Efficient Unlearning through Maximizing Relearning Convergence Delay
Khoa Tran, Simon S. Woo · Sungkyunkwan University · Secure Machines Lab
Machine unlearning method evaluated by measuring how long it takes adversaries to relearn forgotten data from unlearned models
Machine unlearning poses challenges in removing mislabeled, contaminated, or problematic data from a pretrained model. Current unlearning approaches and evaluation metrics are solely focused on model predictions, which limits insight into the model's true underlying data characteristics. To address this issue, we introduce a new metric called relearning convergence delay, which captures both changes in weight space and prediction space, providing a more comprehensive assessment of the model's understanding of the forgotten dataset.
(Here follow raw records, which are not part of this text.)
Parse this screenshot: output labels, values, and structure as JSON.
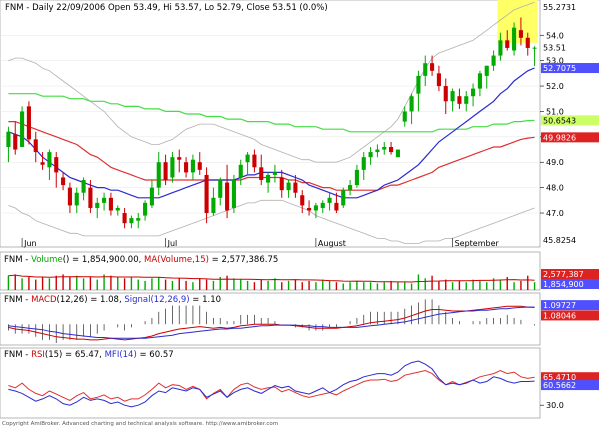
{
  "header": {
    "symbol": "FNM",
    "price_line": "Daily 22/09/2006 Open 53.49, Hi 53.57, Lo 52.79, Close 53.51 (0.0%)"
  },
  "panels": {
    "volume_label_parts": [
      "FNM - ",
      "Volume",
      "() = 1,854,900.00, ",
      "MA(Volume,15)",
      " = 2,577,386.75"
    ],
    "macd_label_parts": [
      "FNM - ",
      "MACD",
      "(12,26) = 1.08, ",
      "Signal(12,26,9)",
      " = 1.10"
    ],
    "rsi_label_parts": [
      "FNM - ",
      "RSI",
      "(15) = 65.47, ",
      "MFI(14)",
      " = 60.57"
    ]
  },
  "footer": "Copyright AmiBroker. Advanced charting and technical analysis software. http://www.amibroker.com",
  "colors": {
    "bull": "#00aa00",
    "bear": "#cc0000",
    "ma_short": "#2a2ad0",
    "ma_mid": "#e03030",
    "ma_long": "#44dd44",
    "bollinger": "#b0b0b0",
    "highlight": "#ffff66",
    "tag_price": "#ffffff",
    "tag_ma_short": "#5050ff",
    "tag_ma_mid": "#dd2222",
    "tag_ma_long": "#ccff66"
  },
  "chart_data": {
    "type": "candlestick",
    "x_labels": [
      "Jun",
      "Jul",
      "August",
      "September"
    ],
    "x_label_index": [
      2,
      23,
      45,
      65
    ],
    "price_axis": {
      "ticks": [
        47.0,
        48.0,
        49.0,
        50.0,
        51.0,
        52.0,
        53.0,
        54.0
      ],
      "ylim": [
        45.82,
        55.27
      ],
      "tags": [
        {
          "label": "55.2731",
          "value": 55.27,
          "role": "top"
        },
        {
          "label": "53.51",
          "value": 53.51,
          "role": "price"
        },
        {
          "label": "52.7075",
          "value": 52.71,
          "role": "ma_short"
        },
        {
          "label": "50.6543",
          "value": 50.65,
          "role": "ma_long"
        },
        {
          "label": "49.9826",
          "value": 49.98,
          "role": "ma_mid"
        },
        {
          "label": "45.8254",
          "value": 45.83,
          "role": "bottom"
        }
      ]
    },
    "ohlc": [
      [
        49.6,
        50.4,
        49.0,
        50.2
      ],
      [
        50.1,
        50.6,
        49.3,
        49.5
      ],
      [
        49.6,
        51.2,
        49.6,
        51.0
      ],
      [
        51.2,
        51.4,
        49.7,
        49.9
      ],
      [
        49.9,
        50.2,
        49.0,
        49.4
      ],
      [
        49.0,
        49.4,
        48.7,
        48.9
      ],
      [
        48.8,
        49.5,
        48.3,
        49.4
      ],
      [
        49.2,
        49.4,
        48.0,
        48.6
      ],
      [
        48.4,
        48.6,
        47.9,
        48.1
      ],
      [
        48.0,
        48.2,
        47.0,
        47.3
      ],
      [
        47.3,
        48.0,
        47.0,
        47.8
      ],
      [
        47.8,
        48.4,
        47.5,
        48.3
      ],
      [
        48.0,
        48.3,
        47.0,
        47.2
      ],
      [
        47.2,
        47.6,
        46.8,
        47.4
      ],
      [
        47.4,
        47.8,
        47.1,
        47.6
      ],
      [
        47.6,
        47.8,
        46.9,
        47.1
      ],
      [
        47.1,
        47.3,
        46.9,
        47.2
      ],
      [
        47.0,
        47.2,
        46.4,
        46.6
      ],
      [
        46.6,
        46.9,
        46.4,
        46.8
      ],
      [
        46.7,
        47.0,
        46.4,
        46.8
      ],
      [
        46.9,
        47.5,
        46.7,
        47.4
      ],
      [
        47.3,
        48.3,
        47.2,
        48.0
      ],
      [
        48.0,
        49.4,
        47.7,
        49.0
      ],
      [
        49.0,
        49.3,
        48.1,
        48.3
      ],
      [
        48.4,
        49.4,
        48.2,
        49.2
      ],
      [
        49.2,
        49.5,
        48.6,
        49.1
      ],
      [
        49.0,
        49.2,
        48.4,
        48.6
      ],
      [
        48.6,
        49.3,
        48.3,
        49.1
      ],
      [
        49.0,
        49.4,
        48.5,
        48.7
      ],
      [
        48.5,
        48.8,
        46.6,
        47.0
      ],
      [
        47.0,
        48.0,
        46.9,
        47.6
      ],
      [
        47.6,
        48.4,
        47.3,
        48.3
      ],
      [
        48.2,
        48.9,
        46.8,
        47.1
      ],
      [
        47.2,
        48.5,
        47.0,
        48.3
      ],
      [
        48.4,
        49.1,
        48.1,
        48.9
      ],
      [
        49.0,
        49.4,
        48.5,
        49.3
      ],
      [
        49.3,
        49.5,
        48.6,
        48.8
      ],
      [
        48.8,
        49.3,
        48.1,
        48.3
      ],
      [
        48.2,
        48.6,
        47.8,
        48.5
      ],
      [
        48.5,
        48.9,
        48.2,
        48.6
      ],
      [
        48.4,
        48.7,
        47.6,
        47.9
      ],
      [
        47.9,
        48.3,
        47.6,
        48.2
      ],
      [
        48.2,
        48.5,
        47.6,
        47.8
      ],
      [
        47.7,
        47.9,
        47.0,
        47.3
      ],
      [
        47.2,
        47.5,
        46.9,
        47.1
      ],
      [
        47.1,
        47.4,
        46.8,
        47.3
      ],
      [
        47.2,
        47.5,
        47.0,
        47.4
      ],
      [
        47.4,
        47.8,
        47.1,
        47.6
      ],
      [
        47.4,
        47.8,
        47.0,
        47.1
      ],
      [
        47.3,
        48.0,
        47.2,
        47.9
      ],
      [
        47.9,
        48.3,
        47.7,
        48.1
      ],
      [
        48.1,
        48.9,
        48.0,
        48.7
      ],
      [
        48.7,
        49.4,
        48.3,
        49.2
      ],
      [
        49.2,
        49.6,
        48.9,
        49.4
      ],
      [
        49.4,
        49.7,
        49.2,
        49.5
      ],
      [
        49.5,
        49.8,
        49.3,
        49.6
      ],
      [
        49.6,
        49.8,
        49.3,
        49.4
      ],
      [
        49.2,
        49.5,
        49.2,
        49.5
      ],
      [
        50.6,
        51.2,
        50.4,
        51.0
      ],
      [
        51.0,
        51.7,
        50.5,
        51.6
      ],
      [
        51.7,
        52.6,
        51.0,
        52.4
      ],
      [
        52.4,
        53.2,
        52.0,
        52.9
      ],
      [
        52.9,
        53.2,
        52.4,
        52.6
      ],
      [
        52.5,
        52.8,
        51.8,
        52.0
      ],
      [
        52.0,
        52.3,
        50.9,
        51.4
      ],
      [
        51.4,
        51.9,
        51.0,
        51.8
      ],
      [
        51.6,
        51.9,
        51.1,
        51.3
      ],
      [
        51.3,
        51.8,
        51.0,
        51.6
      ],
      [
        51.6,
        52.1,
        51.2,
        51.9
      ],
      [
        51.9,
        52.6,
        51.6,
        52.5
      ],
      [
        52.4,
        52.8,
        51.9,
        52.8
      ],
      [
        52.8,
        53.4,
        52.6,
        53.2
      ],
      [
        53.2,
        54.1,
        53.0,
        53.8
      ],
      [
        53.8,
        54.2,
        53.4,
        53.5
      ],
      [
        53.4,
        54.5,
        53.2,
        54.3
      ],
      [
        54.2,
        54.7,
        53.6,
        53.9
      ],
      [
        53.9,
        54.1,
        53.2,
        53.5
      ],
      [
        53.49,
        53.57,
        52.79,
        53.51
      ]
    ],
    "ma_short": [
      50.2,
      50.1,
      50.0,
      49.8,
      49.5,
      49.2,
      49.0,
      48.8,
      48.6,
      48.4,
      48.3,
      48.2,
      48.1,
      48.0,
      48.0,
      47.9,
      47.9,
      47.8,
      47.7,
      47.6,
      47.6,
      47.6,
      47.6,
      47.7,
      47.8,
      47.9,
      48.0,
      48.1,
      48.2,
      48.3,
      48.3,
      48.3,
      48.3,
      48.3,
      48.4,
      48.5,
      48.5,
      48.6,
      48.6,
      48.6,
      48.6,
      48.5,
      48.4,
      48.3,
      48.1,
      48.0,
      47.9,
      47.8,
      47.7,
      47.6,
      47.6,
      47.6,
      47.7,
      47.8,
      47.9,
      48.1,
      48.2,
      48.3,
      48.5,
      48.7,
      48.9,
      49.2,
      49.5,
      49.8,
      50.0,
      50.2,
      50.4,
      50.6,
      50.8,
      51.0,
      51.2,
      51.4,
      51.7,
      51.9,
      52.2,
      52.4,
      52.6,
      52.71
    ],
    "ma_mid": [
      50.6,
      50.6,
      50.5,
      50.4,
      50.3,
      50.2,
      50.1,
      50.0,
      49.9,
      49.8,
      49.7,
      49.5,
      49.3,
      49.2,
      49.0,
      48.8,
      48.7,
      48.6,
      48.5,
      48.4,
      48.3,
      48.3,
      48.3,
      48.3,
      48.3,
      48.3,
      48.3,
      48.3,
      48.3,
      48.3,
      48.3,
      48.3,
      48.3,
      48.3,
      48.3,
      48.4,
      48.4,
      48.4,
      48.4,
      48.4,
      48.4,
      48.3,
      48.3,
      48.2,
      48.2,
      48.1,
      48.0,
      48.0,
      47.9,
      47.9,
      47.9,
      47.9,
      47.9,
      47.9,
      47.9,
      48.0,
      48.1,
      48.1,
      48.2,
      48.3,
      48.4,
      48.5,
      48.6,
      48.8,
      48.9,
      49.0,
      49.1,
      49.2,
      49.3,
      49.4,
      49.5,
      49.6,
      49.6,
      49.7,
      49.8,
      49.9,
      49.95,
      49.98
    ],
    "ma_long": [
      51.7,
      51.7,
      51.7,
      51.7,
      51.7,
      51.6,
      51.6,
      51.6,
      51.6,
      51.5,
      51.5,
      51.5,
      51.4,
      51.4,
      51.4,
      51.3,
      51.3,
      51.2,
      51.2,
      51.2,
      51.1,
      51.1,
      51.1,
      51.0,
      51.0,
      51.0,
      50.9,
      50.9,
      50.9,
      50.8,
      50.8,
      50.8,
      50.7,
      50.7,
      50.7,
      50.6,
      50.6,
      50.6,
      50.6,
      50.5,
      50.5,
      50.5,
      50.4,
      50.4,
      50.4,
      50.4,
      50.3,
      50.3,
      50.3,
      50.3,
      50.2,
      50.2,
      50.2,
      50.2,
      50.2,
      50.2,
      50.2,
      50.2,
      50.2,
      50.2,
      50.2,
      50.2,
      50.2,
      50.3,
      50.3,
      50.3,
      50.3,
      50.3,
      50.4,
      50.4,
      50.4,
      50.5,
      50.5,
      50.5,
      50.6,
      50.6,
      50.64,
      50.65
    ],
    "bollinger_upper": [
      53.0,
      53.1,
      53.1,
      53.0,
      52.9,
      52.7,
      52.6,
      52.4,
      52.2,
      52.0,
      51.8,
      51.6,
      51.4,
      51.2,
      51.0,
      50.7,
      50.4,
      50.2,
      50.0,
      49.9,
      49.8,
      49.7,
      49.7,
      49.8,
      49.9,
      50.1,
      50.3,
      50.4,
      50.5,
      50.5,
      50.5,
      50.4,
      50.3,
      50.2,
      50.1,
      50.0,
      49.9,
      49.7,
      49.6,
      49.5,
      49.4,
      49.3,
      49.2,
      49.1,
      49.1,
      49.0,
      49.0,
      49.0,
      49.0,
      49.1,
      49.2,
      49.4,
      49.6,
      49.8,
      50.0,
      50.2,
      50.4,
      50.7,
      51.2,
      51.7,
      52.2,
      52.7,
      53.1,
      53.3,
      53.4,
      53.5,
      53.6,
      53.7,
      53.8,
      54.0,
      54.2,
      54.4,
      54.6,
      54.8,
      55.0,
      55.1,
      55.2,
      55.3
    ],
    "bollinger_lower": [
      47.3,
      47.2,
      47.0,
      46.9,
      46.7,
      46.6,
      46.5,
      46.4,
      46.3,
      46.2,
      46.2,
      46.1,
      46.1,
      46.1,
      46.1,
      46.1,
      46.1,
      46.1,
      46.1,
      46.1,
      46.1,
      46.1,
      46.1,
      46.2,
      46.3,
      46.4,
      46.5,
      46.6,
      46.7,
      46.8,
      46.9,
      47.0,
      47.1,
      47.2,
      47.3,
      47.4,
      47.4,
      47.5,
      47.5,
      47.5,
      47.5,
      47.4,
      47.3,
      47.2,
      47.1,
      46.9,
      46.8,
      46.7,
      46.6,
      46.5,
      46.4,
      46.3,
      46.2,
      46.1,
      46.0,
      46.0,
      45.9,
      45.9,
      45.8,
      45.8,
      45.8,
      45.9,
      45.9,
      45.9,
      46.0,
      46.0,
      46.1,
      46.2,
      46.3,
      46.4,
      46.5,
      46.6,
      46.7,
      46.8,
      46.9,
      47.0,
      47.1,
      47.2
    ],
    "highlight_box": {
      "start_index": 72,
      "end_index": 77,
      "y_top": 55.4,
      "y_bottom": 53.7
    },
    "volume": [
      0.55,
      0.6,
      0.45,
      0.5,
      0.4,
      0.5,
      0.45,
      0.55,
      0.6,
      0.5,
      0.55,
      0.45,
      0.5,
      0.4,
      0.6,
      0.55,
      0.5,
      0.45,
      0.5,
      0.4,
      0.35,
      0.45,
      0.5,
      0.4,
      0.35,
      0.45,
      0.35,
      0.3,
      0.45,
      0.4,
      0.35,
      0.5,
      0.55,
      0.45,
      0.4,
      0.35,
      0.3,
      0.4,
      0.35,
      0.45,
      0.3,
      0.35,
      0.4,
      0.3,
      0.35,
      0.3,
      0.4,
      0.35,
      0.3,
      0.25,
      0.3,
      0.35,
      0.3,
      0.3,
      0.25,
      0.3,
      0.35,
      0.3,
      0.3,
      0.25,
      0.6,
      0.45,
      0.55,
      0.35,
      0.4,
      0.3,
      0.35,
      0.3,
      0.4,
      0.35,
      0.3,
      0.45,
      0.4,
      0.5,
      0.3,
      0.35,
      0.55,
      0.3
    ],
    "volume_tags": [
      {
        "label": "2,577,387",
        "role": "ma"
      },
      {
        "label": "1,854,900",
        "role": "vol"
      }
    ],
    "macd": [
      -0.2,
      -0.3,
      -0.35,
      -0.4,
      -0.5,
      -0.6,
      -0.7,
      -0.8,
      -0.85,
      -0.9,
      -0.95,
      -0.95,
      -1.0,
      -1.0,
      -0.95,
      -0.9,
      -0.95,
      -1.0,
      -0.95,
      -0.9,
      -0.85,
      -0.75,
      -0.6,
      -0.5,
      -0.4,
      -0.3,
      -0.25,
      -0.2,
      -0.15,
      -0.2,
      -0.25,
      -0.2,
      -0.25,
      -0.2,
      -0.1,
      -0.05,
      0.0,
      0.0,
      0.0,
      0.0,
      -0.05,
      -0.05,
      -0.1,
      -0.15,
      -0.2,
      -0.25,
      -0.25,
      -0.25,
      -0.25,
      -0.2,
      -0.15,
      -0.1,
      0.0,
      0.1,
      0.15,
      0.2,
      0.25,
      0.3,
      0.4,
      0.55,
      0.7,
      0.85,
      0.95,
      0.95,
      0.9,
      0.85,
      0.85,
      0.85,
      0.9,
      0.95,
      1.0,
      1.05,
      1.1,
      1.15,
      1.15,
      1.15,
      1.1,
      1.08
    ],
    "macd_signal": [
      -0.1,
      -0.15,
      -0.2,
      -0.25,
      -0.3,
      -0.35,
      -0.45,
      -0.5,
      -0.6,
      -0.65,
      -0.7,
      -0.75,
      -0.8,
      -0.85,
      -0.85,
      -0.9,
      -0.9,
      -0.9,
      -0.9,
      -0.9,
      -0.9,
      -0.85,
      -0.8,
      -0.75,
      -0.7,
      -0.6,
      -0.55,
      -0.5,
      -0.45,
      -0.4,
      -0.35,
      -0.3,
      -0.3,
      -0.25,
      -0.25,
      -0.2,
      -0.15,
      -0.1,
      -0.1,
      -0.05,
      -0.05,
      -0.05,
      -0.05,
      -0.1,
      -0.1,
      -0.15,
      -0.15,
      -0.2,
      -0.2,
      -0.2,
      -0.2,
      -0.2,
      -0.15,
      -0.1,
      -0.05,
      0.0,
      0.05,
      0.1,
      0.15,
      0.25,
      0.35,
      0.45,
      0.55,
      0.65,
      0.7,
      0.75,
      0.8,
      0.85,
      0.85,
      0.9,
      0.9,
      0.95,
      1.0,
      1.0,
      1.05,
      1.08,
      1.1,
      1.1
    ],
    "macd_tags": [
      {
        "label": "1.09727",
        "role": "signal"
      },
      {
        "label": "1.08046",
        "role": "macd"
      }
    ],
    "macd_ylim": [
      -1.2,
      1.3
    ],
    "rsi": [
      55,
      52,
      58,
      50,
      45,
      42,
      48,
      44,
      40,
      36,
      42,
      46,
      38,
      40,
      43,
      38,
      40,
      35,
      38,
      38,
      43,
      50,
      58,
      52,
      56,
      55,
      50,
      54,
      50,
      38,
      45,
      50,
      40,
      50,
      56,
      58,
      53,
      50,
      52,
      53,
      47,
      50,
      46,
      42,
      40,
      42,
      44,
      46,
      43,
      48,
      52,
      56,
      60,
      62,
      62,
      63,
      60,
      62,
      68,
      70,
      72,
      74,
      70,
      62,
      56,
      60,
      56,
      59,
      62,
      66,
      68,
      70,
      74,
      70,
      72,
      66,
      64,
      65.47
    ],
    "mfi": [
      50,
      48,
      45,
      40,
      35,
      38,
      42,
      38,
      32,
      30,
      34,
      40,
      36,
      38,
      36,
      32,
      34,
      30,
      28,
      30,
      34,
      42,
      48,
      46,
      52,
      50,
      48,
      52,
      50,
      40,
      44,
      48,
      40,
      46,
      50,
      52,
      48,
      45,
      50,
      55,
      52,
      54,
      48,
      46,
      44,
      48,
      52,
      46,
      50,
      56,
      60,
      62,
      66,
      68,
      70,
      70,
      68,
      72,
      80,
      84,
      86,
      82,
      76,
      64,
      56,
      58,
      56,
      58,
      62,
      58,
      60,
      66,
      64,
      60,
      58,
      60,
      60,
      60.57
    ],
    "rsi_tags": [
      {
        "label": "65.4710",
        "role": "rsi"
      },
      {
        "label": "60.5662",
        "role": "mfi"
      }
    ],
    "rsi_ticks": [
      30.0
    ],
    "rsi_ylim": [
      15,
      100
    ]
  }
}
This metric can be used to assess the risk of forgotten data being recovered from the unlearned model. Based on this, we propose the Influence Eliminating Unlearning framework, which removes the influence of the forgetting set by degrading its performance and incorporates weight decay and injecting noise into the model's weights, while maintaining accuracy on the retaining set. Extensive experiments show that our method outperforms existing metrics and our proposed relearning convergence delay metric, approaching ideal unlearning performance. We provide theoretical guarantees, including exponential convergence and upper bounds, as well as empirical evidence of strong retention and resistance to relearning in both classification and generative unlearning tasks.